Although several cyber-security companies are, reportedly, updating their databases at this article's date of authorship, less than a dozen AV brands are identifying the current samples of the UselessDisk Ransomware as being threats. If it isn't quarantined or deleted, the UselessDisk Ransomware overwrites the MBR, similarly to the MBRlock Ransomware, Shamoon, or the AMBA Ransomware. The UselessDisk Ransomware also restarts the computer automatically, which forces the victim to use the UselessDisk Ransomware's custom boot-loading routine.

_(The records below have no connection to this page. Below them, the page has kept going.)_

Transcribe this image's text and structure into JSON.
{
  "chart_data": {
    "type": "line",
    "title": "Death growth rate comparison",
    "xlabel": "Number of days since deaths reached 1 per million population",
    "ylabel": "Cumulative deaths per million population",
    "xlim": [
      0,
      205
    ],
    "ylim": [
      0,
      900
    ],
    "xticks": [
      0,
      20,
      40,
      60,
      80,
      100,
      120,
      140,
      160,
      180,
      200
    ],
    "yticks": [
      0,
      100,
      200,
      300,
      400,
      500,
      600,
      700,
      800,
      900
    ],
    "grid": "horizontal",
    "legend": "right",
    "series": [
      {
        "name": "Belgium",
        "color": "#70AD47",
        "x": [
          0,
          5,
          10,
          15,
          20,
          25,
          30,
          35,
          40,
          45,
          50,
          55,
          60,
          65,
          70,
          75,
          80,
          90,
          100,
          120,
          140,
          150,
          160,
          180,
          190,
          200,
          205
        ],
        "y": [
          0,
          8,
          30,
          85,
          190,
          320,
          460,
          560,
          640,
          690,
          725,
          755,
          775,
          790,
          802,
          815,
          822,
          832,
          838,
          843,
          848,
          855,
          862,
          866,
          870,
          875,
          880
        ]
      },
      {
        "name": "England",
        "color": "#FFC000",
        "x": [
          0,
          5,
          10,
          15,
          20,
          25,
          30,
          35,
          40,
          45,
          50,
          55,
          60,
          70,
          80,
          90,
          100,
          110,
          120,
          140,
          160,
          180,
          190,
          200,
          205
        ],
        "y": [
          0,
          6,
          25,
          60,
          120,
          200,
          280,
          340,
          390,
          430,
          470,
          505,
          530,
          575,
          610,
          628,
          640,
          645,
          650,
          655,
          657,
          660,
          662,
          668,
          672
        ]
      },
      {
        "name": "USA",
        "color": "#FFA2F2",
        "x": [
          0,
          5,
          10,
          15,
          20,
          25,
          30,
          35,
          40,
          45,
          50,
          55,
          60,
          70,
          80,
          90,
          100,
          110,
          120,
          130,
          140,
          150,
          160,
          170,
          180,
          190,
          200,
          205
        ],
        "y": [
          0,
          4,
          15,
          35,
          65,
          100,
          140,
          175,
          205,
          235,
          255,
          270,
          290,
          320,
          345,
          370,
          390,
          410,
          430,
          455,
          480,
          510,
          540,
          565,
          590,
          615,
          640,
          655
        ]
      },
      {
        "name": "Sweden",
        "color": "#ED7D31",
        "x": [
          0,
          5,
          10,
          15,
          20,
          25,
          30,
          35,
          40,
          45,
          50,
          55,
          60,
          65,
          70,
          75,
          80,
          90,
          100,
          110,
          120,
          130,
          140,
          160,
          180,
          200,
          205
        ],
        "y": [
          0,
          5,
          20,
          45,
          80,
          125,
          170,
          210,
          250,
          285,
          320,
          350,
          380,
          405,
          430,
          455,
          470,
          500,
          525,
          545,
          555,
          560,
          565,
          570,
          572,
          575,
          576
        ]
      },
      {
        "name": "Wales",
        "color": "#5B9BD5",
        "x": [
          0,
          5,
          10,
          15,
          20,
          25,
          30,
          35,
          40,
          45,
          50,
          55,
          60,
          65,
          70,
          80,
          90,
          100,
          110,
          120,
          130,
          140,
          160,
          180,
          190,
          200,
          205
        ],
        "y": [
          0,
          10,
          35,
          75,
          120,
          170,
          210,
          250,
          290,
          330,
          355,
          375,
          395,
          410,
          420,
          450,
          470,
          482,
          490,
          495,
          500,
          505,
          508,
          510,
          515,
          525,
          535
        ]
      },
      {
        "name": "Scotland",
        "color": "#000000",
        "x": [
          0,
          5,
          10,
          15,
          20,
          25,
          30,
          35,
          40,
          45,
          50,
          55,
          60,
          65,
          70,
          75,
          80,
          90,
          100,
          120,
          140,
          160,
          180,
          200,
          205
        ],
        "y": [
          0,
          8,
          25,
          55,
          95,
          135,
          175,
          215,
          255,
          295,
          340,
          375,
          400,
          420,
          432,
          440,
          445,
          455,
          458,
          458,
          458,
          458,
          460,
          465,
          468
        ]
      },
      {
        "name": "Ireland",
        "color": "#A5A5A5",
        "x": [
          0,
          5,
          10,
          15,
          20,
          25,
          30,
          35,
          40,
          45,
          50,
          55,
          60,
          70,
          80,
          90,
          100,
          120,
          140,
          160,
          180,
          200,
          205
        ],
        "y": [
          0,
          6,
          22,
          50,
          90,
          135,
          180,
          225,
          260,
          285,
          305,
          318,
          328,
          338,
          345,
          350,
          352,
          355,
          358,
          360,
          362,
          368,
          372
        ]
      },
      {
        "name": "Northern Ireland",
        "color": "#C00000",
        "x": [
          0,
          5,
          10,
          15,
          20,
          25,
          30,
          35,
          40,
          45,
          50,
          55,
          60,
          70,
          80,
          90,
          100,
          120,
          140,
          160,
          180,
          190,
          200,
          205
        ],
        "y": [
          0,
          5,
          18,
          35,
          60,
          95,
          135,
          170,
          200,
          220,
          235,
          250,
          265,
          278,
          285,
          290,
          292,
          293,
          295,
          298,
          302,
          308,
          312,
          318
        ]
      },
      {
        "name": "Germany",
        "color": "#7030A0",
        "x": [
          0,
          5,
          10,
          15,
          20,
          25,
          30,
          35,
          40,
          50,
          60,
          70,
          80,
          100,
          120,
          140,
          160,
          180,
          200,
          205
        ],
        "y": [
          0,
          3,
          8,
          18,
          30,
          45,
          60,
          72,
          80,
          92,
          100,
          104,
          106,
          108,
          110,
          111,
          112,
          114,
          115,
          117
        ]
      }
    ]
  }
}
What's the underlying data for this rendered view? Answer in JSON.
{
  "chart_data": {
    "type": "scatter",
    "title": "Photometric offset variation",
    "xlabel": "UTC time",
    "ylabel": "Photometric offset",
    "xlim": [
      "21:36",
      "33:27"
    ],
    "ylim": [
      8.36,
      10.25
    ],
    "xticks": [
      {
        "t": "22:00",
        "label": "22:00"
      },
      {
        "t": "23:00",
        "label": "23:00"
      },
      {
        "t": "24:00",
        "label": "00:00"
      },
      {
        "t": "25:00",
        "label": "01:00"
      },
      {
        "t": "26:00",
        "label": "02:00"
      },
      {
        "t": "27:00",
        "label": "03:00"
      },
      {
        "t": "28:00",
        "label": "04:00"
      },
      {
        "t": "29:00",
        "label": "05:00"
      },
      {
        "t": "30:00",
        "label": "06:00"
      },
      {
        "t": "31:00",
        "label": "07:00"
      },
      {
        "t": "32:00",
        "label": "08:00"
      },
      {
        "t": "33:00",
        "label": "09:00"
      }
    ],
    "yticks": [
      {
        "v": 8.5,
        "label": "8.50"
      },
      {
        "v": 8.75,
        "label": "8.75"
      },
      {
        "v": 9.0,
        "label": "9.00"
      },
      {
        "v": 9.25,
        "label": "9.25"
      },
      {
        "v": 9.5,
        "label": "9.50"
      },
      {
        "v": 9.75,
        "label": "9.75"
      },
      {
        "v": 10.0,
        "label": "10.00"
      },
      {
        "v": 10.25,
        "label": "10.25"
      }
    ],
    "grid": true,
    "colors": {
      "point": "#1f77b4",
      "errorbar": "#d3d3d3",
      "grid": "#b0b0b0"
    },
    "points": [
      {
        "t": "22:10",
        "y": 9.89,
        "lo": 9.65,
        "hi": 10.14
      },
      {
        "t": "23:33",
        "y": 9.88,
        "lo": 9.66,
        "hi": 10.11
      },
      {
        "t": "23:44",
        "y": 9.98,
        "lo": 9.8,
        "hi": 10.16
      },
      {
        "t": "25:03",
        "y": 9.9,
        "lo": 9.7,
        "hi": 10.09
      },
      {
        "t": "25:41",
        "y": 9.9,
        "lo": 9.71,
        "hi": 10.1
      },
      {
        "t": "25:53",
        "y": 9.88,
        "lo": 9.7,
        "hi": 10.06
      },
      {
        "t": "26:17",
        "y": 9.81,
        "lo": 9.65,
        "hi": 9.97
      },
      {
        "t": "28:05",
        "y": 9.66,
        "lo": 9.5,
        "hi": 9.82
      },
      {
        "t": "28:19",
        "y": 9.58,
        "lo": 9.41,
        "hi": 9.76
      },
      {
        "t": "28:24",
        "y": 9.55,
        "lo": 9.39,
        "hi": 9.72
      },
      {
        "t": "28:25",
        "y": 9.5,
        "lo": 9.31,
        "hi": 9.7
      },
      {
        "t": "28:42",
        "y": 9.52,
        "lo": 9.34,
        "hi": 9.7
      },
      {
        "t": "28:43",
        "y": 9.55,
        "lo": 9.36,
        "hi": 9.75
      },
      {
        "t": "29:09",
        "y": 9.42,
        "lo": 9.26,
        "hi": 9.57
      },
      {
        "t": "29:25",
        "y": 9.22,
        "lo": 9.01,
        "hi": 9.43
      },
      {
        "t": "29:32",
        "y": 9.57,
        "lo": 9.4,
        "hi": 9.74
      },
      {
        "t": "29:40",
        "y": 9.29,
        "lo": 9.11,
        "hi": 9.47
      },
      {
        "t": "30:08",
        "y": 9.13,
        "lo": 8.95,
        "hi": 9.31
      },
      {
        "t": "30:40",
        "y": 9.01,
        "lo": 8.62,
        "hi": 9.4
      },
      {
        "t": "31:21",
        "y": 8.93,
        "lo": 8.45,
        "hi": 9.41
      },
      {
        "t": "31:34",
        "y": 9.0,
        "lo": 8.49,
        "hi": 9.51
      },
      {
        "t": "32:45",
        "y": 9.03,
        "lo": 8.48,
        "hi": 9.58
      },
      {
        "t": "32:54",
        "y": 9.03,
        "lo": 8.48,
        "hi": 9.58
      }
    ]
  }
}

This loader blocks the Windows startup process and, instead, shows a text screen with a ransom note. The message is similar to those of a file-locking threat like Hidden Tear, and asks for three hundred USD, in Bitcoins, to a specific address, for unlocking your files. However, malware experts are seeing no definitive evidence of the UselessDisk Ransomware's payload having the intention of encrypting (or decrypting) any data, which makes the ransom a hoax.

Guaranteeing that the UselessDisk Ransomware Stays as Useless as Possible

The UselessDisk Ransomware may look like another version of Trojans like the Crysis Ransomware or Hidden Tear but has no capabilities for tracking payments and doesn't customize its ransoming content. Furthermore, repairing the MBR doesn't restore the compromised hard drive, which returns a partition-based error, instead of booting to Windows. Together, these traits are usual for threats that malware experts dub as disk-wiping Trojans, which makes the paying of the UselessDisk Ransomware's decryption fee into a wholly non-beneficial act.

Any infection methods in use by the UselessDisk Ransomware's campaign are purely speculative, for now. Trojans with disk-wiping capabilities often are introduced to targets of national significance, such as businesses maintaining energy services, via e-mail or brute-force attacks. Backing up anything valuable on a vulnerable PC also can help with the recovery process after removing the UselessDisk Ransomware with anti-malware tools and, if it's appropriate, reinstalling Windows from scratch.

The UselessDisk Ransomware has nothing to offer to those who pay it except disappointment, which is why preventing its infection is so important. Victims of such attacks should remember that the words of Trojans are no more trustworthy than the people who write them in the first place.